Europei di calcio: perché inginocchiarsi prima della partita conta
Un gesto antirazzista mette a nudo le fragilità dell’Europa. “Lo sport non rinunci a promuovere i diritti”
«Ha senso inginocchiarsi prima delle partite dei Campionati Europei di calcio, per dare pubblico sostegno alla campagna Black Lives Matter? Sì». Lo ha scritto Ivano Maiorella, responsabile dell’ufficio stampa Uisp nazionale, su Articolo 21.
È ancora più importante che ci siano le telecamere di tutto il mondo a riprendere quel gesto e che sia il calcio a fare da cassa di risonanza di uno dei grandi diritti della terra, ancor oggi in discussione. Ed è importante, infine, che le ambiguità di chi dice che lo sport, e il calcio, sono qualcosa di “separato” rispetto alla “politica” e al mondo reale, vengano smentiti in diretta mondiale. Ma gli ostacoli non mancano.
Dopo la morte di George Floyd, il primo a portare alla ribalta nel grande calcio internazionale il gesto del “take a knee”, ovvero quello di mettersi in ginocchio, era stato Marcus Thuram. Da allora, sono stati in molti a seguirlo in vari sport, dalla NBA di basket alla F1. Con gli Europei di calcio l’Uefa ha rilanciato, scegliendo di incoraggiare quel gesto contro il razzismo, dopo aver sostenuto varie campagne negli stadi di tutta Europa con lo slogan “Respect”. Campagne che nel nostro Paese si sono fatte largo un po’ a fatica, sebbene incoraggiate anche dalla Lega calcio e dall’Unar, l’Ufficio nazionale contro le discriminazioni razziali, che proprio allo sport ha dedicato uno specifico Osservatorio, costruito con Uisp e Lunaria.
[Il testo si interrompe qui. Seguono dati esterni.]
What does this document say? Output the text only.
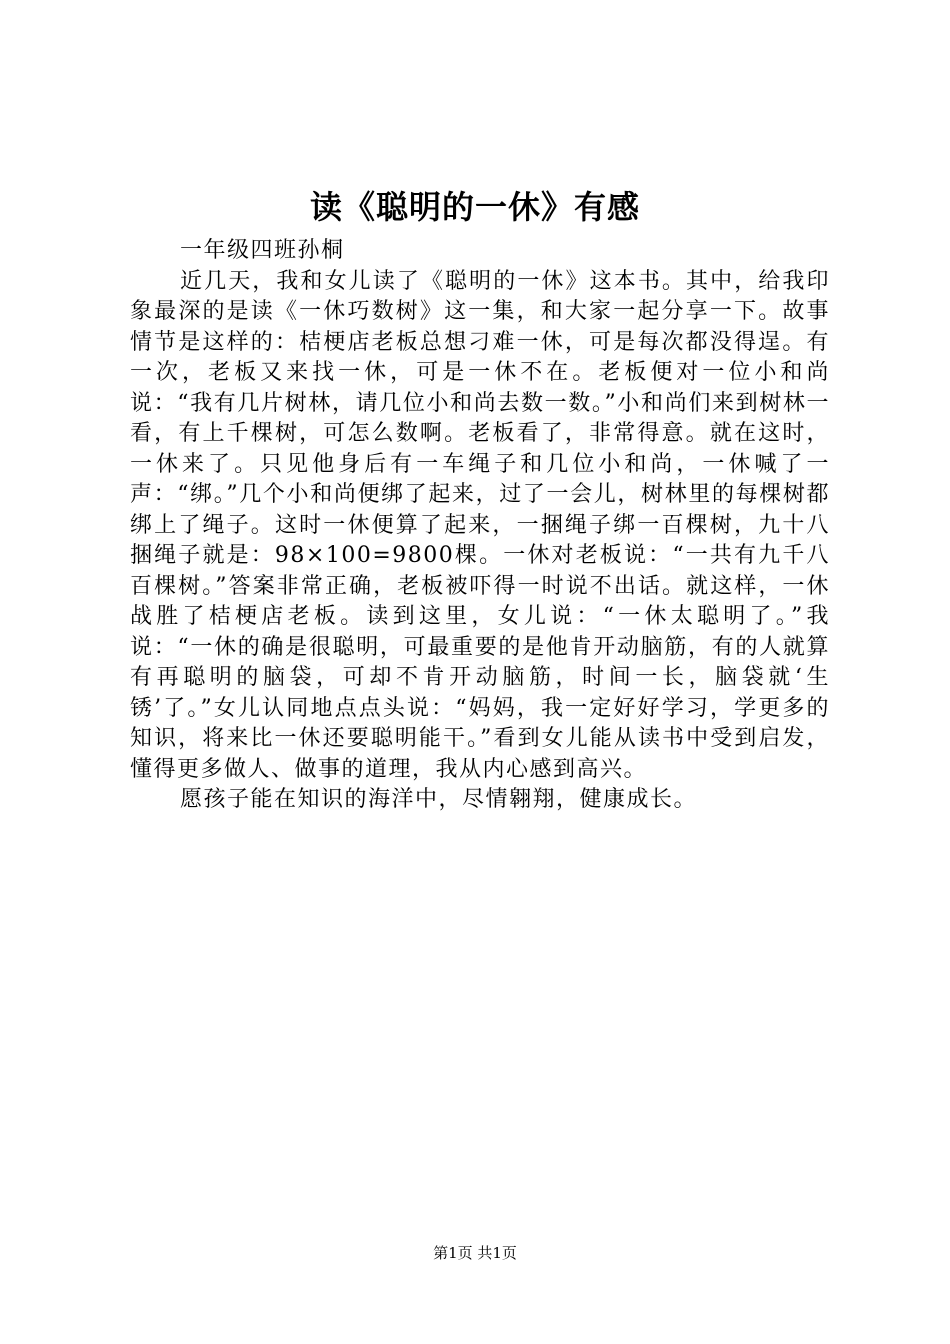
读《聪明的一休》有感

一年级四班孙桐

近几天，我和女儿读了《聪明的一休》这本书。其中，给我印象最深的是读《一休巧数树》这一集，和大家一起分享一下。故事情节是这样的：桔梗店老板总想刁难一休，可是每次都没得逞。有一次，老板又来找一休，可是一休不在。老板便对一位小和尚说：“我有几片树林，请几位小和尚去数一数。”小和尚们来到树林一看，有上千棵树，可怎么数啊。老板看了，非常得意。就在这时，一休来了。只见他身后有一车绳子和几位小和尚，一休喊了一声：“绑。”几个小和尚便绑了起来，过了一会儿，树林里的每棵树都绑上了绳子。这时一休便算了起来，一捆绳子绑一百棵树，九十八捆绳子就是：98×100=9800棵。一休对老板说：“一共有九千八百棵树。”答案非常正确，老板被吓得一时说不出话。就这样，一休战胜了桔梗店老板。读到这里，女儿说：“一休太聪明了。”我说：“一休的确是很聪明，可最重要的是他肯开动脑筋，有的人就算有再聪明的脑袋，可却不肯开动脑筋，时间一长，脑袋就‘生锈’了。”女儿认同地点点头说：“妈妈，我一定好好学习，学更多的知识，将来比一休还要聪明能干。”看到女儿能从读书中受到启发，懂得更多做人、做事的道理，我从内心感到高兴。

愿孩子能在知识的海洋中，尽情翱翔，健康成长。

第1页 共1页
Proprio perché lo sport è linguaggio popolare, capace di catalizzare attenzione e rispetto.
Su questa scia stanno avvenendo cose importanti in questi giorni, con i giocatori di alcune rappresentative nazionali che si inginocchiano e altri no. È accaduto per esempio durante Inghilterra-Croazia, con i Leoni inginocchiati e i Croati a guardare. Il pubblico è diviso ed è frequente ascoltare bordate di fischi a chi si inginocchia, come era capitato in una partita preparatoria e amichevole, Irlanda-Ungheria giocata a Budapest, con il capo di stato di quel Paese, Viktor Orbán, che ha bollato il gesto come “provocatorio”. Il FifPro, il sindacato mondiale dei calciatori, ha dichiarato il proprio “pieno sostegno ai giocatori dell’Inghilterra contro razzismo e discriminazione, nel calcio e anche fuori, a Euro 2020”.
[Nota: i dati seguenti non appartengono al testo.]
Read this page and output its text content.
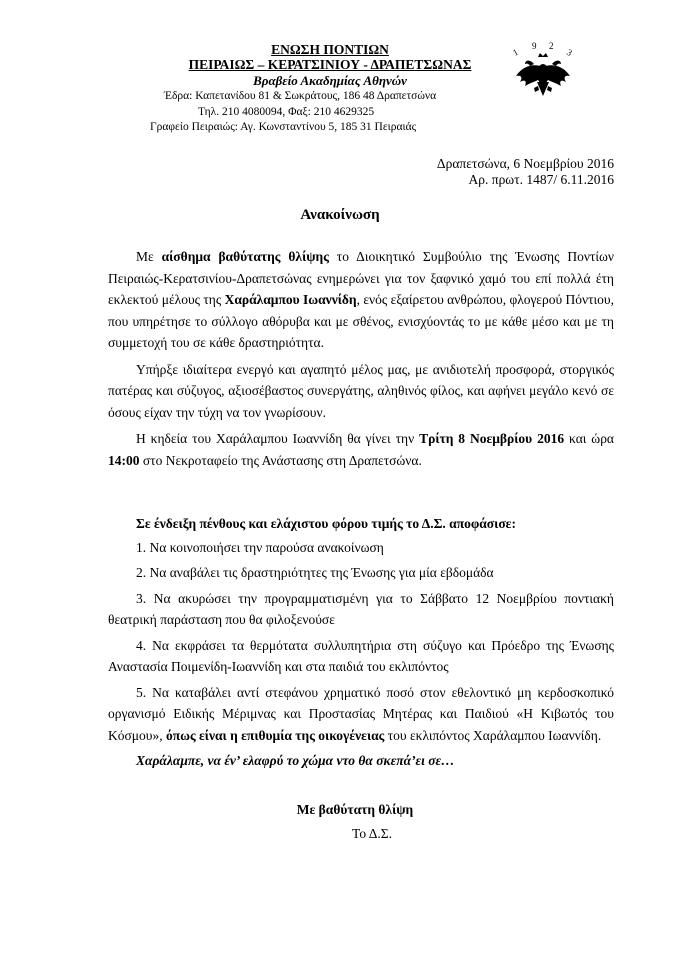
ΕΝΩΣΗ ΠΟΝΤΙΩΝ
ΠΕΙΡΑΙΩΣ – ΚΕΡΑΤΣΙΝΙΟΥ - ΔΡΑΠΕΤΣΩΝΑΣ
Βραβείο Ακαδημίας Αθηνών
Έδρα: Καπετανίδου 81 & Σωκράτους, 186 48 Δραπετσώνα
Τηλ. 210 4080094, Φαξ: 210 4629325
Γραφείο Πειραιώς: Αγ. Κωνσταντίνου 5, 185 31 Πειραιάς
1
9 2
3
Δραπετσώνα, 6 Νοεμβρίου 2016
Αρ. πρωτ. 1487/ 6.11.2016
Ανακοίνωση

Με αίσθημα βαθύτατης θλίψης το Διοικητικό Συμβούλιο της Ένωσης Ποντίων Πειραιώς-Κερατσινίου-Δραπετσώνας ενημερώνει για τον ξαφνικό χαμό του επί πολλά έτη εκλεκτού μέλους της Χαράλαμπου Ιωαννίδη, ενός εξαίρετου ανθρώπου, φλογερού Πόντιου, που υπηρέτησε το σύλλογο αθόρυβα και με σθένος, ενισχύοντάς το με κάθε μέσο και με τη συμμετοχή του σε κάθε δραστηριότητα.

Υπήρξε ιδιαίτερα ενεργό και αγαπητό μέλος μας, με ανιδιοτελή προσφορά, στοργικός πατέρας και σύζυγος, αξιοσέβαστος συνεργάτης, αληθινός φίλος, και αφήνει μεγάλο κενό σε όσους είχαν την τύχη να τον γνωρίσουν.

Η κηδεία του Χαράλαμπου Ιωαννίδη θα γίνει την Τρίτη 8 Νοεμβρίου 2016 και ώρα 14:00 στο Νεκροταφείο της Ανάστασης στη Δραπετσώνα.

Σε ένδειξη πένθους και ελάχιστου φόρου τιμής το Δ.Σ. αποφάσισε:

1. Να κοινοποιήσει την παρούσα ανακοίνωση

2. Να αναβάλει τις δραστηριότητες της Ένωσης για μία εβδομάδα

3. Να ακυρώσει την προγραμματισμένη για το Σάββατο 12 Νοεμβρίου ποντιακή θεατρική παράσταση που θα φιλοξενούσε

4. Να εκφράσει τα θερμότατα συλλυπητήρια στη σύζυγο και Πρόεδρο της Ένωσης Αναστασία Ποιμενίδη-Ιωαννίδη και στα παιδιά του εκλιπόντος

5. Να καταβάλει αντί στεφάνου χρηματικό ποσό στον εθελοντικό μη κερδοσκοπικό οργανισμό Ειδικής Μέριμνας και Προστασίας Μητέρας και Παιδιού «Η Κιβωτός του Κόσμου», όπως είναι η επιθυμία της οικογένειας του εκλιπόντος Χαράλαμπου Ιωαννίδη.

Χαράλαμπε, να έν’ ελαφρύ το χώμα ντο θα σκεπά’ει σε…

Με βαθύτατη θλίψη
Το Δ.Σ.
La formula di questo torneo, quindi, sembra mettere a nudo le fragilità europee nel condividere un valore, quello dell’antirazzismo, che dovrebbe essere fondante. Perché i fischi si sono sentiti anche a San Pietroburgo, che ha ospitato Belgio-Russia e persino a Wembley, Londra, sede di Inghilterra-Croazia, con il leader del partito no-Brexit, Nicolas Farange, a dire che «inginocchiarsi significa solidarizzare con una organizzazione marxista che vuole eliminare le forze politiche, vuole distruggere il capitalismo occidentale, cancellare il nostro modo di vivere e sostituirlo con un nuovo ordine comunista».